The poor quality of the unconverted pitch (for example, high metals and sulfur contents) makes it almost impossible to be used as a fuel unless it is blended with other streams.
Catalyst particle size must be strictly designed to achieve excellent dispersion conditions in order to obtain a high level of conversion.
SPR has to be carefully designed to maintain a mixed three-phase slurry of heavy oil, fine power catalyst, and hydrogen, and to promote effective contact.
The effectiveness of the hydroprocessing SPR is highly dependent upon catalyst selection since a slurry catalyst with poor activity will result in coke formation and a biphasic, incompatible product. That means that before commercial use a slurry catalyst has to be subject to different coke suppression and product compatibility tests, among others. Problems of product stability can be prevented by the use of more active catalysts in higher concentrations.
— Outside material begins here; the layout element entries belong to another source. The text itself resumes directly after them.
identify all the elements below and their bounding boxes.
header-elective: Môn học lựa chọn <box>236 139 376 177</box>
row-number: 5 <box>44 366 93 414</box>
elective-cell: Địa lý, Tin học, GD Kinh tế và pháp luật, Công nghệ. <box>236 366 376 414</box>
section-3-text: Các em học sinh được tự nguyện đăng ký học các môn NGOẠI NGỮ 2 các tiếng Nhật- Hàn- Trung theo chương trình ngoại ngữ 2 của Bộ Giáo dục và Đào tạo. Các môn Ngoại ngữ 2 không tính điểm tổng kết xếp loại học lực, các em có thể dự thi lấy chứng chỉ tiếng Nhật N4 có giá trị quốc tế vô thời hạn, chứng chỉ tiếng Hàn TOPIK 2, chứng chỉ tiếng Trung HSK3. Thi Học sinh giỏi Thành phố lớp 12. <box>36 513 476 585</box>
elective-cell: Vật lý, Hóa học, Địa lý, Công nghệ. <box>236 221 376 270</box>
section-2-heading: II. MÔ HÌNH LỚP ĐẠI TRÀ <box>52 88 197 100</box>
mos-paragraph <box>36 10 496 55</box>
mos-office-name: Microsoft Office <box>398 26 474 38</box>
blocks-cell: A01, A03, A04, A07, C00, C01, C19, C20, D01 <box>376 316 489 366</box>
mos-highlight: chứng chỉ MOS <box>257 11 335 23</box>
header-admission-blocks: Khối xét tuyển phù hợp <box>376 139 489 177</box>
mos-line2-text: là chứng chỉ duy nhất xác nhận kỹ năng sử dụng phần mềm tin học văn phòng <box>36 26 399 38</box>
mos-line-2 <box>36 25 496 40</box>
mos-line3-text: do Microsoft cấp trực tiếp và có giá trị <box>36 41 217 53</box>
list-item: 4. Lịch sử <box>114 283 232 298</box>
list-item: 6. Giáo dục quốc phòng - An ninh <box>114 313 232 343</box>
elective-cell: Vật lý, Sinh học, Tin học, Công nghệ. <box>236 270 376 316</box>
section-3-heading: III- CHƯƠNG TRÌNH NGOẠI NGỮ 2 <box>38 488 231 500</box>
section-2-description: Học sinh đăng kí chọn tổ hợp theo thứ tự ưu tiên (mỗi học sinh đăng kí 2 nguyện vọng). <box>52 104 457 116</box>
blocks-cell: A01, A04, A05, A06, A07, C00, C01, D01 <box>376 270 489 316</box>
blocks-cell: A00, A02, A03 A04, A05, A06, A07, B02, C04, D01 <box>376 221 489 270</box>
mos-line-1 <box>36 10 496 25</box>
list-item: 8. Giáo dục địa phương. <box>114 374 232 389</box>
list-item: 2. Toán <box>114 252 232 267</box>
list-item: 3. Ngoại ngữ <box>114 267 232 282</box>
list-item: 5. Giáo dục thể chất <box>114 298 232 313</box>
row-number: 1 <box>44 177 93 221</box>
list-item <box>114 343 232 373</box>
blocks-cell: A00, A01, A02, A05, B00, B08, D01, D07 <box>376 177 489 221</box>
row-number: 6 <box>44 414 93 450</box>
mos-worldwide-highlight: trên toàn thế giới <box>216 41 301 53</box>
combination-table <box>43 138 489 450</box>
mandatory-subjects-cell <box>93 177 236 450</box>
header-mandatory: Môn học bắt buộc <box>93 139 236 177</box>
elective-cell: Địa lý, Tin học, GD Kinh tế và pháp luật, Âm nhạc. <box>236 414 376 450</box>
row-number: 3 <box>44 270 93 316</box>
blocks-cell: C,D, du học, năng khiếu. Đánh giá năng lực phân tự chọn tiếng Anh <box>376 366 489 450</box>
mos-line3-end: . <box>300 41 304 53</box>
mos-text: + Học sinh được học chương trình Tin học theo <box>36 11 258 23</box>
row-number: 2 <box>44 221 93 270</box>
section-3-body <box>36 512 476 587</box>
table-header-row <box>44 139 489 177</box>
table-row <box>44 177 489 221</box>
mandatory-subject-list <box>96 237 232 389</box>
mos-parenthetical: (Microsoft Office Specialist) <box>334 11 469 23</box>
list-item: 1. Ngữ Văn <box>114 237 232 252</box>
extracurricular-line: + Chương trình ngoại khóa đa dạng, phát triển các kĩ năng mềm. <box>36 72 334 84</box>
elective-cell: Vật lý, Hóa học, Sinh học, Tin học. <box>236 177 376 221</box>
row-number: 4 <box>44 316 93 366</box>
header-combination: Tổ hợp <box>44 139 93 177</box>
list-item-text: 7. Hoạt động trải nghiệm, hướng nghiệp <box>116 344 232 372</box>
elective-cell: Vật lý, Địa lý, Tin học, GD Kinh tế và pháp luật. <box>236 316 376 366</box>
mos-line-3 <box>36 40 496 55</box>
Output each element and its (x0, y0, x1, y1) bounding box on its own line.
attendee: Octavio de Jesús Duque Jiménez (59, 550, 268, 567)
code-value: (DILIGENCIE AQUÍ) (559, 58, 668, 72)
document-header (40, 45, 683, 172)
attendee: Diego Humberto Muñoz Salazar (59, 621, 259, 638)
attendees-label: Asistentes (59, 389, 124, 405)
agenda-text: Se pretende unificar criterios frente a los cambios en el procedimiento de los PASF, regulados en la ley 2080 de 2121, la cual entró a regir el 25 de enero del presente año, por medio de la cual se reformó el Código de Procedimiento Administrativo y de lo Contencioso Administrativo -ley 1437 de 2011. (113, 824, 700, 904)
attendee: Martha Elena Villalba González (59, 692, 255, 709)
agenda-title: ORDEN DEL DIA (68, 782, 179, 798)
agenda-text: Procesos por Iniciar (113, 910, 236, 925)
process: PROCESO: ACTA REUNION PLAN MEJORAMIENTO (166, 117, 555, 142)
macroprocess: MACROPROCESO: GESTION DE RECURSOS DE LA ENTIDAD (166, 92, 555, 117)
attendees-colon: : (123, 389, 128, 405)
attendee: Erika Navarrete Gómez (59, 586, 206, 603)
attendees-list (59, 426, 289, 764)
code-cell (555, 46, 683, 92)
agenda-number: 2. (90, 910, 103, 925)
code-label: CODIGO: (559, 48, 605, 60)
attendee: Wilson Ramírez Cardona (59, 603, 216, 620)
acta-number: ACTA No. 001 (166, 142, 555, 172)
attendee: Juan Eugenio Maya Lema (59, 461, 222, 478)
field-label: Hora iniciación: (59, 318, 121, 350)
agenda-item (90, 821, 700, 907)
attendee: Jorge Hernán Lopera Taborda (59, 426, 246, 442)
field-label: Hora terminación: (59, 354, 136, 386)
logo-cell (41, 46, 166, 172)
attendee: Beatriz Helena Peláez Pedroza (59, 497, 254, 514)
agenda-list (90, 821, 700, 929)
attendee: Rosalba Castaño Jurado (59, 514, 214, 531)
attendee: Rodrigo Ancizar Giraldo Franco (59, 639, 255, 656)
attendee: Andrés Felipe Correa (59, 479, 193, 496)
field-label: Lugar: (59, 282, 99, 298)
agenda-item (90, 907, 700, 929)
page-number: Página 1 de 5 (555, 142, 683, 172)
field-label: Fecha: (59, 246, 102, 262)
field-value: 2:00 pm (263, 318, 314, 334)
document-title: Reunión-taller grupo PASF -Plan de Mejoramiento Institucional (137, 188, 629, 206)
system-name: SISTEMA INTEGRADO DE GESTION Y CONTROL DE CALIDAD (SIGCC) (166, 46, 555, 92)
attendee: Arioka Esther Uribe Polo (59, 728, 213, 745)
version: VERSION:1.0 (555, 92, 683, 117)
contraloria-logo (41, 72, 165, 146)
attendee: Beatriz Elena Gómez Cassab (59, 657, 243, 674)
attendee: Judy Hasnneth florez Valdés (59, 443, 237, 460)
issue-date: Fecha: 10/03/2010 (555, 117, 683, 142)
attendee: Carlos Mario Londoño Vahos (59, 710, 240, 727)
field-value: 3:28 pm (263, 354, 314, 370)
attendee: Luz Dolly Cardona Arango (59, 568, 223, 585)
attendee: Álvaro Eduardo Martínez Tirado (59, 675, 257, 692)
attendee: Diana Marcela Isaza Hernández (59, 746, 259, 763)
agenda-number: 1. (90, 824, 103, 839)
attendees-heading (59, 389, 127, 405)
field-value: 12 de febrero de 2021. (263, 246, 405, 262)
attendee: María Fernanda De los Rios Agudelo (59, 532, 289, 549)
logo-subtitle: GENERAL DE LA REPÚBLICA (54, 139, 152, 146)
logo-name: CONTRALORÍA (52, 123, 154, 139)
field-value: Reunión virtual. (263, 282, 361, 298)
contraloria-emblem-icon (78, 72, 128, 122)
The inexpensive additives, for instance, Fe-based compounds, or carbonaceous material to control coke formation, show very low activity toward hydrogenation reactions compared with transition metals (molybdenum, nickel, and so on). These low-cost materials can be used in a once-through mode. However, very high hydrogen pressures are necessary to compensate for the scarce catalytic performance. These restrictions have limited the commercialization of hydroprocessing SPR due to the high investment, operating costs, and severity of the process.
SPR-based hydroprocessing technologies are still on a demonstration scale, and the system has to be demonstrated at a larger scale for refiners to consider this a commercially competitive alternative.